Had WikiLeaks existed in 2000 and 2001, "there would have been decent government employees who would have shared their revelations with the public that could have prevented the 9/11 terrorist attacks" that took nearly 3,000 lives, Rowley said.
This is a court artist sketch by Elizabeth Cook of Julian Assange appearing at the Old Bailey in London for the ruling in his extradition case, in London, Monday, Jan. 4, 2021. A British judge has rejected the United States’ request to extradite WikiLeaks founder Julian Assange to face espionage charges, saying it would be “oppressive” because of his mental health. District Judge Vanessa Baraitser said Assange was likely to kill himself if sent to the U.S. The U.S. government said it would appeal the decision. (Elizabeth Cook/PA via AP)
© Elizabeth Cook
Unfortunately, she added, the corrupt military-industrial complex as well as Big Pharma and other profiteers soon found ways to regain control over the media to prevent any truth from leaking out about their sordid activities.
"Mass surveillance and draconian prosecution of whistleblowers and reporters/publishers, mass censorship and extreme use of brainwashing via emotionally-based propaganda from corrupted, embedded media has nearly ended whatever independence and honesty ever existed of a Fourth Estate," she said.
Global peace activist Dr. Helen Caldicott, founder and former head of the Nobel Peace Prize-winning Physicians for Social Responsibility, said Assange used his technical expertise to advance the cause of freedom around the world.
When Assange was a little boy, she explained, his mother used to take him to some of Caldicott’s anti-nuclear lectures in Australia. Fast forward to 2021, she added, and look at Assange’s impact on world affairs. Caldicott said he exposed organizations by publishing their secret documents which should, according to them, "never have seen the light of day."
"What we have learned about the inner workings of the CIA, the NSA and numerous other organizations have helped many of us to make some sense of the worldly dynamics which take place behind our backs and supposedly in absolute secrecy," Caldicott said.

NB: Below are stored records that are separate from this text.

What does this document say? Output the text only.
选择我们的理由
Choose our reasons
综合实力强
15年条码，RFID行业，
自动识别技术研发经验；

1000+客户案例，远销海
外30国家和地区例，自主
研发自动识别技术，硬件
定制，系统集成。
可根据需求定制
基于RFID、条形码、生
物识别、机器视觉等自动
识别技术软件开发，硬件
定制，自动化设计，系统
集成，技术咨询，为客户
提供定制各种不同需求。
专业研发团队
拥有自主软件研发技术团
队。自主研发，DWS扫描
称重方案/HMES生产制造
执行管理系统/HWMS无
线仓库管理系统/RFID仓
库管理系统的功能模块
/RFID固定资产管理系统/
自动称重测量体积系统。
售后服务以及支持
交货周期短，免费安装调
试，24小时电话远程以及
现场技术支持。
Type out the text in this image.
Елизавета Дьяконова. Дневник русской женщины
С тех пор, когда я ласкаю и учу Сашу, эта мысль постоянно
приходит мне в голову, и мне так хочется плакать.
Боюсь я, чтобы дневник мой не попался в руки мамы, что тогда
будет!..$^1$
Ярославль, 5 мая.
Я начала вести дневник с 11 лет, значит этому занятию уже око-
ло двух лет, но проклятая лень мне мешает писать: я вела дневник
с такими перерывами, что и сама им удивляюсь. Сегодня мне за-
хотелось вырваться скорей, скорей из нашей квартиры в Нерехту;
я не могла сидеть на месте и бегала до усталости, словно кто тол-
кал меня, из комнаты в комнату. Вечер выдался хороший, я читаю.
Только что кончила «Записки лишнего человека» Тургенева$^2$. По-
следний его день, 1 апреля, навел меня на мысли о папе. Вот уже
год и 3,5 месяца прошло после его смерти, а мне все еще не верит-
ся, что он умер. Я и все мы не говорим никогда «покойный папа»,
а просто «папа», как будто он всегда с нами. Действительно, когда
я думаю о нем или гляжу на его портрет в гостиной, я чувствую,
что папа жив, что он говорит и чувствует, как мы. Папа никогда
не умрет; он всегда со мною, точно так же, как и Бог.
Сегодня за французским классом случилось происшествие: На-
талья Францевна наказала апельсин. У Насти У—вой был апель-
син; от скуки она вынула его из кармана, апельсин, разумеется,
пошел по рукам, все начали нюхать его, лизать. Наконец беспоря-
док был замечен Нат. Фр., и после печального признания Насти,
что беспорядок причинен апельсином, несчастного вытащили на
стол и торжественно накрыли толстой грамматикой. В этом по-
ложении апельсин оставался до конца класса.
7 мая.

The recent revelations that the CIA and top Trump administration officials had seriously considered kidnapping or even killing Assange was consistent with how his fearless integrity had exposed and outraged them, Caldicott noted.
26 September 2021, 19:41 GMT
Thomas Jefferson School of Law Professor Emerita and former National Lawyers Guild president Marjorie Cohn added that WikiLeaks’ 2010-2011 revelations of war crimes that the United States committed in Iraq, Afghanistan and Guantanamo were critically important to understand.
It was the publication of CIA hacking tools known as "Vault 7" that incurred the wrath of former CIA director Mike Pompeo, who called WikiLeaks a "non-state hostile intelligence service," Cohn told Sputnik.
"But the recent revelations of Pompeo’s threats against Assange… will hopefully shine a light on the dangers the national security state poses to investigative journalism," Cohn added.